The crisis appears to fulfill alarming climate change predictions suggesting that states along the old Silk Road will experience steeper rises in temperature than any other region on earth. By the end of the century it will be 5C hotter in an area which regularly sees the thermometer soar above 40C.

The study, published by the Tyndall Centre for Climate Change Research at the University of East Anglia, predicted that Asian countries from Kazakhstan to Saudi Arabia will warm up more than twice as much as others.
“Several states,” the report added, “including Uzbekistan, Tajikistan, Afghanistan and Iran, are facing famine.”

In Tajikistan, the United Nations appealed for aid to avert disaster. “Substantial foreign aid is needed or else there will be a large-scale famine,” said Matthew Kahane, the UN’s humanitarian aid coordinator, speaking from the capital, Dushanbe.

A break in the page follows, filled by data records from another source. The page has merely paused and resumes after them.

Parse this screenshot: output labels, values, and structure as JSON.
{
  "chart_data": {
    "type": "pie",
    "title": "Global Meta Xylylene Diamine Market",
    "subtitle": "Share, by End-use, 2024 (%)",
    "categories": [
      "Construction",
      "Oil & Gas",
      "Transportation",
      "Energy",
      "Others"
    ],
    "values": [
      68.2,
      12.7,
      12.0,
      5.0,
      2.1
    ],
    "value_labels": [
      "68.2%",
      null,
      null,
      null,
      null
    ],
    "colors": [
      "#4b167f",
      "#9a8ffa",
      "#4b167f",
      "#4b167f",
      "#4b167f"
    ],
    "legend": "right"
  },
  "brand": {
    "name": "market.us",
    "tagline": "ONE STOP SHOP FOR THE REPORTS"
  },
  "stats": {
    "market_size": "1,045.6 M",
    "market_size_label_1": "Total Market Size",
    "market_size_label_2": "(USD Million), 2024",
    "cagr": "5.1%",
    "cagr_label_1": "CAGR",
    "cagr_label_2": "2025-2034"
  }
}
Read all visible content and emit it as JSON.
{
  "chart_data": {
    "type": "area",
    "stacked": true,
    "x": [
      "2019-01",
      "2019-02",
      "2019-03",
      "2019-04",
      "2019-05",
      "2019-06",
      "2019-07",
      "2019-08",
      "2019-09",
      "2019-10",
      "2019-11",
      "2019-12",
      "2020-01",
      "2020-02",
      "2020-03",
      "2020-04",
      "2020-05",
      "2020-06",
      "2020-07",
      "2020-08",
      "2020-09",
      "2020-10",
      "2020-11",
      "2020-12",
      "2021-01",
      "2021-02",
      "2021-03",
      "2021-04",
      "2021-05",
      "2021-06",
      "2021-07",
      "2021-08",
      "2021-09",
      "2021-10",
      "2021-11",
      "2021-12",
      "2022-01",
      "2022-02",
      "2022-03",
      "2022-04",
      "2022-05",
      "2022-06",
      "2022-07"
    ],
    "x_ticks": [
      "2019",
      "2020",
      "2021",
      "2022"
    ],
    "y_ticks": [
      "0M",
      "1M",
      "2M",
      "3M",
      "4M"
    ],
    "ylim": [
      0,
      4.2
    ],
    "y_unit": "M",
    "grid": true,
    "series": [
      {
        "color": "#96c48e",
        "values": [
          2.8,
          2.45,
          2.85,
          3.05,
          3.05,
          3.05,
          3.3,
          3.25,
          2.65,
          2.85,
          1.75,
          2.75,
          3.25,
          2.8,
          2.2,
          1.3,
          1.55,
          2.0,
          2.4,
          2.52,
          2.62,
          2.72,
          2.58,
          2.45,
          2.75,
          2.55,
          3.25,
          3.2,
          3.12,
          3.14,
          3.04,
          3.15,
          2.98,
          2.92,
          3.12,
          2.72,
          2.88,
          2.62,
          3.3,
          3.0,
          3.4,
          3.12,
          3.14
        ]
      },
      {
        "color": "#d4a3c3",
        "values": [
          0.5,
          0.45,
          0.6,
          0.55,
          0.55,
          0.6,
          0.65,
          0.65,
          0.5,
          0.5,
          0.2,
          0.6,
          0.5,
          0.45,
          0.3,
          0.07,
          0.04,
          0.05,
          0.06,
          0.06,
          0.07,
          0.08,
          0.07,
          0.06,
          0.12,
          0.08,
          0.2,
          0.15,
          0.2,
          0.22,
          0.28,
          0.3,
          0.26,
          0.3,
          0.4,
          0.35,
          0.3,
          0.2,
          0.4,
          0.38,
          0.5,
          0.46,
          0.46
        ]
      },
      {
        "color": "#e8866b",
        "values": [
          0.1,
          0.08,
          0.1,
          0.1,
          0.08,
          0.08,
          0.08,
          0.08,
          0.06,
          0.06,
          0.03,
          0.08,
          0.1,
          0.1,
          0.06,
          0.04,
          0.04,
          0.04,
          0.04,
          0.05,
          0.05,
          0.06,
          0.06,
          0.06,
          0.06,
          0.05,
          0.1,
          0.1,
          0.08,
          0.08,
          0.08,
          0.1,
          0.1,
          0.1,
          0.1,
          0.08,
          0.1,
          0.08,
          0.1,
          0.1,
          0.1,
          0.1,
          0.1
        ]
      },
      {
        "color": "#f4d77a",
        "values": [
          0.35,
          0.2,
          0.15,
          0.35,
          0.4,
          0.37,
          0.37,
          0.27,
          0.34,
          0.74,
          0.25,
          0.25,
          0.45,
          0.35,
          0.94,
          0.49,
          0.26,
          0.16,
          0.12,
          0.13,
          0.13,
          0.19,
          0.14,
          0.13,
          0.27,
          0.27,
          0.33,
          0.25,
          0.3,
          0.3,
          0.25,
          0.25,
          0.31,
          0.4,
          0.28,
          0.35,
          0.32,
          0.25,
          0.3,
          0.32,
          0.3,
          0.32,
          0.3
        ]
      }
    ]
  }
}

“The country has had its lowest rainfall for 75 years. Families who survived last year by selling their cows and chickens now have no other means of coping. Some households have sold the glass out of their windows and the wooden beams from their roofs to raise money for food.” – (The Guardian, Oct. 30, 2001)

Iraq

In 1999, Iraq suffered its worst drought of the century, with the effect of triggering an even greater dependence on imported grain under the oil for food program.
There was a drop of up to 70 percent in domestic yields of wheat, barley and other cereals, which served to further weaken the country’s economy, crippled by economic sanctions and the routine bombing by allied aircraft in the no-fly zones.
A similar (although less serious) situation prevailed in Syria and Iran, marked by significant declines in agricultural output.